Segundo o Ministério Público, o artista responde a um processo por disparo de arma de fogo e também é investigado por outros crimes, entre eles tentativa de homicídio contra policiais civis do Rio de Janeiro, lavagem de dinheiro e suposto envolvimento com o Comando Vermelho.
Pedido cita dificuldade para localização do artista
No documento, o Ministério Público afirma que Oruam estaria foragido, o que, segundo o órgão, dificultaria o andamento do processo e o eventual cumprimento de uma condenação judicial. De acordo com a investigação, o caso envolvendo o disparo de arma aconteceu em dezembro de 2024, durante uma festa realizada na cidade de Igaratá. O MP afirma que o rapper teria efetuado um disparo com uma espingarda em meio ao evento, na presença de várias pessoas.
Ainda segundo os investigadores, imagens da situação teriam sido gravadas e posteriormente publicadas nas redes sociais.

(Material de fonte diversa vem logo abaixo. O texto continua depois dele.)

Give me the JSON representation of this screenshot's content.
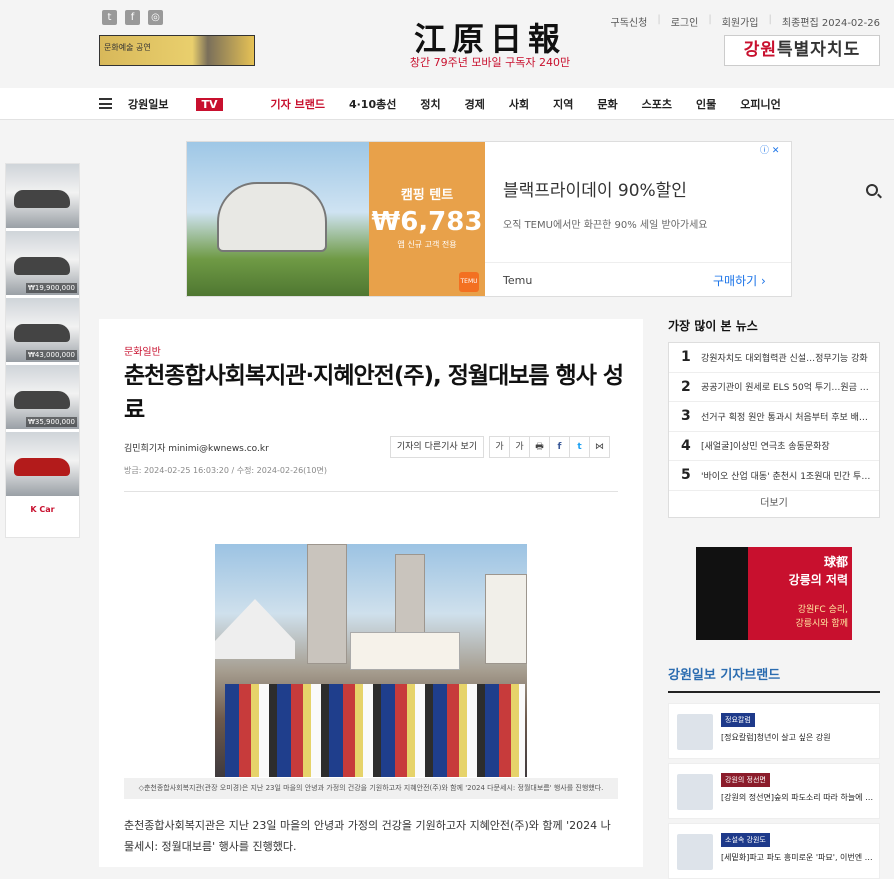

Além do processo em São Paulo, Oruam já havia sido denunciado pelo Ministério Público do Rio de Janeiro por crimes relacionados à organização criminosa e lavagem de dinheiro. Segundo as investigações, o rapper seria beneficiário de um esquema ligado ao Comando Vermelho, utilizando a carreira musical para ocultar a origem de recursos ilícitos obtidos pela facção.
Até o momento, a defesa do artista não se pronunciou publicamente sobre o pedido de prisão preventiva.